The San Francisco-based savings and loan holding company is engaged in wealth management, securities brokerage, banking, money management and financial advisory services.
Jefferies also decreased its fiscal 2016 earnings per share estimate to $1.24 from $1.27, reflecting the timing of future interest rate hikes. This is offset by the company's faster-than-expected balance sheet growth.
"Flow trends remained strong with +$8.1 billion and +$10.9 billion of net inflows in January and February, respectively. Expense growth will remain in focus with the potential for a 10% year-over-year increase forecasted at the most recent winter business update albeit with the ability to toggle back that number depending on market backdrop (most likely Fed driven)," the firm wrote in a note.
Shares of Charles Schwab are down by 1.8% to $27.33 at the start of trading on Thursday.
Separately, TheStreet Ratings Team has a "Buy" with a ratings score of B- on the stock.
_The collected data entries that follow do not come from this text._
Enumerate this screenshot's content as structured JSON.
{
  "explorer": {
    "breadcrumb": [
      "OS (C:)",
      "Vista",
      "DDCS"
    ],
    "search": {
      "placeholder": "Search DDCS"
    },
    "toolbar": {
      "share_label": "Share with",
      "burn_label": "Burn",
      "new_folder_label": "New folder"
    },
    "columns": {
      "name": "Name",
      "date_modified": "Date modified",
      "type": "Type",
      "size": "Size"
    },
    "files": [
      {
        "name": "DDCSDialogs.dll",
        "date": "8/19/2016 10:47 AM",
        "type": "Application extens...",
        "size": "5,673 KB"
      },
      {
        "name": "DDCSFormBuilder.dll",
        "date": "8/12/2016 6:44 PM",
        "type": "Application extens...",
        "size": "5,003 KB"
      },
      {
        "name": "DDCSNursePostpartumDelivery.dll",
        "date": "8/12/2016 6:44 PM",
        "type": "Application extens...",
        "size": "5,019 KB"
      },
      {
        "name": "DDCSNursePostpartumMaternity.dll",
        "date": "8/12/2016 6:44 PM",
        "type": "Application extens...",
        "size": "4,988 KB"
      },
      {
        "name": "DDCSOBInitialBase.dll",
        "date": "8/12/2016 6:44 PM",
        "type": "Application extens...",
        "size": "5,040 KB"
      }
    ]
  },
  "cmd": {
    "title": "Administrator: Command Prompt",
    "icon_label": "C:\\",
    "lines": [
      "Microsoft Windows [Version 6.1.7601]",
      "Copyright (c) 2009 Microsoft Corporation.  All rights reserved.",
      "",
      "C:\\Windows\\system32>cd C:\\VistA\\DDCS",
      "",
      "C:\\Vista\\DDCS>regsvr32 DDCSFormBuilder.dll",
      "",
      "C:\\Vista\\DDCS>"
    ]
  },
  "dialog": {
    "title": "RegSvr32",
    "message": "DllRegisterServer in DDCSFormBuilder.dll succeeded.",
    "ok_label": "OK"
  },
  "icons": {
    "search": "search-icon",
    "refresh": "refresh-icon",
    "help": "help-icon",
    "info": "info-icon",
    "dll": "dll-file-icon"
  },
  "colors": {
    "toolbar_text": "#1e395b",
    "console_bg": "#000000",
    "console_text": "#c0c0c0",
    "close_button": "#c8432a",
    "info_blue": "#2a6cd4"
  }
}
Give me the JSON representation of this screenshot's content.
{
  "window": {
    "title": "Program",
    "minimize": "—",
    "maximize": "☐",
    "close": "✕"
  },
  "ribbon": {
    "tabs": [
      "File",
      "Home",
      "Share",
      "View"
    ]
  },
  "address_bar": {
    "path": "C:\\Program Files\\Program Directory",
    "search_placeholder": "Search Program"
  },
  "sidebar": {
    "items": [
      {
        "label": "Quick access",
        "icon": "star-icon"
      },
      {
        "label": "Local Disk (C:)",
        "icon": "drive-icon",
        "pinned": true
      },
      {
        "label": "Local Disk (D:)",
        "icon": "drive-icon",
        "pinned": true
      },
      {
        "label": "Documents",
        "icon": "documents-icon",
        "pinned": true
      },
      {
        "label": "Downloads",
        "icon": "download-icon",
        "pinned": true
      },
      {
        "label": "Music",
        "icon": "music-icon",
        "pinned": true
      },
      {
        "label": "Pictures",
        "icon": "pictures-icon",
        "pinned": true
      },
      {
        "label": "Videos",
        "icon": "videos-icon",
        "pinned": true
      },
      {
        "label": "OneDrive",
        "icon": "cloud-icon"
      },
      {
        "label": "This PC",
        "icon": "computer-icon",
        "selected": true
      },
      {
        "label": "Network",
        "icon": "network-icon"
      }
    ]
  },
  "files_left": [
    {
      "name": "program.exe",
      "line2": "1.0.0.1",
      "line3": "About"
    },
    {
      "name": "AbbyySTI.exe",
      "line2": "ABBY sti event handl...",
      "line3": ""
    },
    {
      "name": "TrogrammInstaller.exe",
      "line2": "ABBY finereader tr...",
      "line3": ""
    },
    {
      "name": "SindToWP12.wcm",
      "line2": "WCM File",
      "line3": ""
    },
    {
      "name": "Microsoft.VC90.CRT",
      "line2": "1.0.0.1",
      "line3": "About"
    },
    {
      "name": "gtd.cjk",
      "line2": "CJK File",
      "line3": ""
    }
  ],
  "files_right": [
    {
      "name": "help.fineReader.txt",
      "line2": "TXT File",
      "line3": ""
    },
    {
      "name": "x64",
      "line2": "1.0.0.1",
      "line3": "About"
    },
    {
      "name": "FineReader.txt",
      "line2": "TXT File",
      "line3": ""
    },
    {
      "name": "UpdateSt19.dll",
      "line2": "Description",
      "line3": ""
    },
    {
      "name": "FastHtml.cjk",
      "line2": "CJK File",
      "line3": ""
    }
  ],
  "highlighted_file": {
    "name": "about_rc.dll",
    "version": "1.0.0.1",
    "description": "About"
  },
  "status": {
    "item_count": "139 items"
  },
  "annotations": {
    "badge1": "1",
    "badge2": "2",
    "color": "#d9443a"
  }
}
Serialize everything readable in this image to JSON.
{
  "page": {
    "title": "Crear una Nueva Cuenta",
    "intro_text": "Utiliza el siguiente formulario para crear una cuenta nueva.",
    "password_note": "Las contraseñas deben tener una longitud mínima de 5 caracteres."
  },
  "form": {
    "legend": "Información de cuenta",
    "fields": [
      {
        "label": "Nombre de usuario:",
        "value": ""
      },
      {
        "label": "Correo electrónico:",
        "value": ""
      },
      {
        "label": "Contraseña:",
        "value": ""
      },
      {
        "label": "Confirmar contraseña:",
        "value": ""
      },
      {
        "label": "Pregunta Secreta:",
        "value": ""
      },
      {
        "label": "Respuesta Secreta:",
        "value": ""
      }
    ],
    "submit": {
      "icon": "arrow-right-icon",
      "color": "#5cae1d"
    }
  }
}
The company's strengths can be seen in multiple areas, such as its revenue growth, expanding profit margins, growth in earnings per share, increase in net income and good cash flow from operations.
The team believes its strengths outweigh the fact that the company has had lackluster performance in the stock itself.
Recently, TheStreet Ratings objectively rated this stock according to its "risk-adjusted" total return prospect over a 12-month investment horizon. Not based on the news in any given day, the rating may differ from Jim Cramer's view or that of this articles's author.